Mark Hotu (Ngāti Maniapoto)
  • Maths teacher who retrained in medicine in his 30s.
  • Rapper and former member of Houseparty (before it became Otara Millionaires Club of “How Bizarre” fame).
  • Co-founder of Green Doctors and advocate of medicinal cannabis for pain.
  • Loved skiing, surfing, rugby, science, black holes and medicine.
  • Born 22 April 1967, died 21 January 2023.

Dr Hotu was also a rapper. He was in the band Houseparty in the early 1990s which, soon after he left, changed its name to Otara Millionaires Club and released the hit song “How Bizarre”.

Green Doctors, established in 2019, was among New Zealand’s first clinics dedicated to prescribing medical cannabis. There are now at least seven.

The business grew out of NZ Home Doctors, a medical home visiting service established by the couple in 2018 after they returned from Australia, where Dr Hotu had been involved in a home visiting service.

Always one to have several projects on the go, Dr Hotu was looking at extending NZ Home Doctors into retirement villages.

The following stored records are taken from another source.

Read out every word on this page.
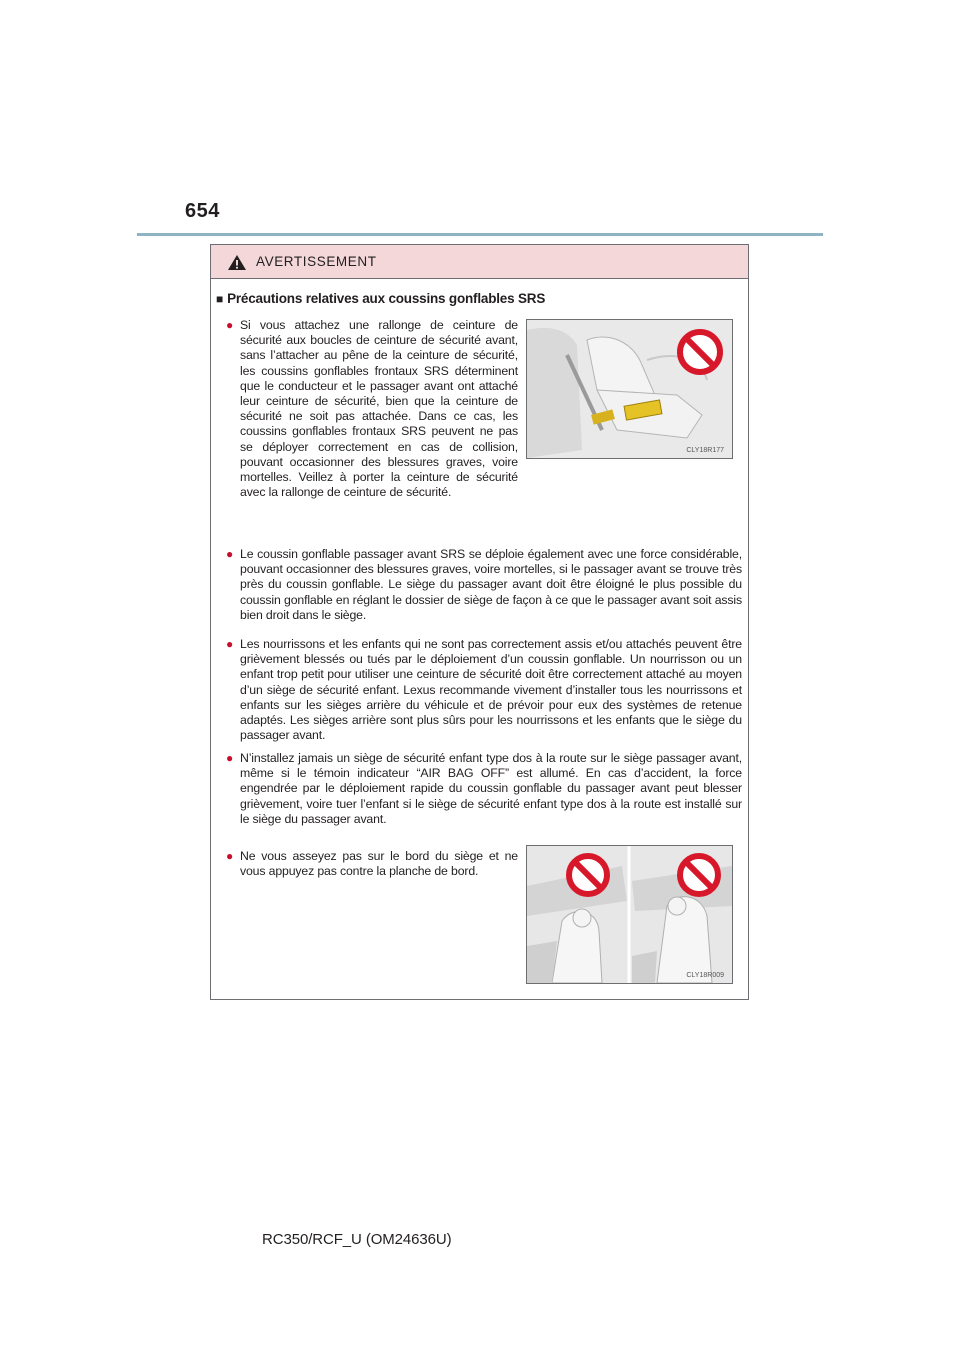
654
AVERTISSEMENT
■ Précautions relatives aux coussins gonflables SRS
● Si vous attachez une rallonge de ceinture de sécurité aux boucles de ceinture de sécurité avant, sans l’attacher au pêne de la ceinture de sécurité, les coussins gonflables frontaux SRS déterminent que le conducteur et le passager avant ont attaché leur ceinture de sécurité, bien que la ceinture de sécurité ne soit pas attachée. Dans ce cas, les coussins gonflables frontaux SRS peuvent ne pas se déployer correctement en cas de collision, pouvant occasionner des blessures graves, voire mortelles. Veillez à porter la ceinture de sécurité avec la rallonge de ceinture de sécurité.
CLY18R177
● Le coussin gonflable passager avant SRS se déploie également avec une force considérable, pouvant occasionner des blessures graves, voire mortelles, si le passager avant se trouve très près du coussin gonflable. Le siège du passager avant doit être éloigné le plus possible du coussin gonflable en réglant le dossier de siège de façon à ce que le passager avant soit assis bien droit dans le siège.
● Les nourrissons et les enfants qui ne sont pas correctement assis et/ou attachés peuvent être grièvement blessés ou tués par le déploiement d’un coussin gonflable. Un nourrisson ou un enfant trop petit pour utiliser une ceinture de sécurité doit être correctement attaché au moyen d’un siège de sécurité enfant. Lexus recommande vivement d’installer tous les nourrissons et enfants sur les sièges arrière du véhicule et de prévoir pour eux des systèmes de retenue adaptés. Les sièges arrière sont plus sûrs pour les nourrissons et les enfants que le siège du passager avant.
● N’installez jamais un siège de sécurité enfant type dos à la route sur le siège passager avant, même si le témoin indicateur “AIR BAG OFF” est allumé. En cas d’accident, la force engendrée par le déploiement rapide du coussin gonflable du passager avant peut blesser grièvement, voire tuer l’enfant si le siège de sécurité enfant type dos à la route est installé sur le siège du passager avant.
● Ne vous asseyez pas sur le bord du siège et ne vous appuyez pas contre la planche de bord.
CLY18R009
RC350/RCF_U (OM24636U)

And some of the service’s patients mentioned chronic pain.

The couple knew people at medical cannabis firm Helius Therapeutics. “[We] would talk with them for a brief time about how we could work together, but Mark was always very keen just to have his own clinic,” Miss Lowe recalls.

On a South Island family ski trip – Dr Hotu loved skiing, surfing, rugby, science, black holes and medicine – they nutted out their Green Doctors plan. Back in Auckland, they found premises in Herne Bay where they opened the clinic, and moved in with the kids.

“It was an expensive place to rent and so we had to make some compromises because we were still trying to build a house at the same time.”

The pandemic hit and they moved into, and worked from, their rental property. Later, the clinic shifted to Ponsonby and now, after outgrowing that site, Upper Queen Street in the central city.

Miss Lowe says when Green Doctors began, just two medical cannabis products were available, Tilray and CBD oil from Medleaf; now there are about 15.

Miss Lowe, who is from an advertising and marketing background, says she and Dr Hotu took on a huge risk with their business ventures. “We don’t have any investors, we don’t have any affiliations with any overseas companies; we’ve done it all on our own…”

Dr Hotu told New Zealand Doctor Rata Aotearoa in 2019 that most New Zealand GPs were underinformed about medical cannabis and would prefer being able to refer patients, who might find medical cannabis suitable, to specialist practices such as his.

I think there’s a lot of fear amongst GPs around prescribing CBD, you can multiply that by a factor of 10 for prescribing THC.

“I think this [medical cannabis space] is going to be big enough for more clinics.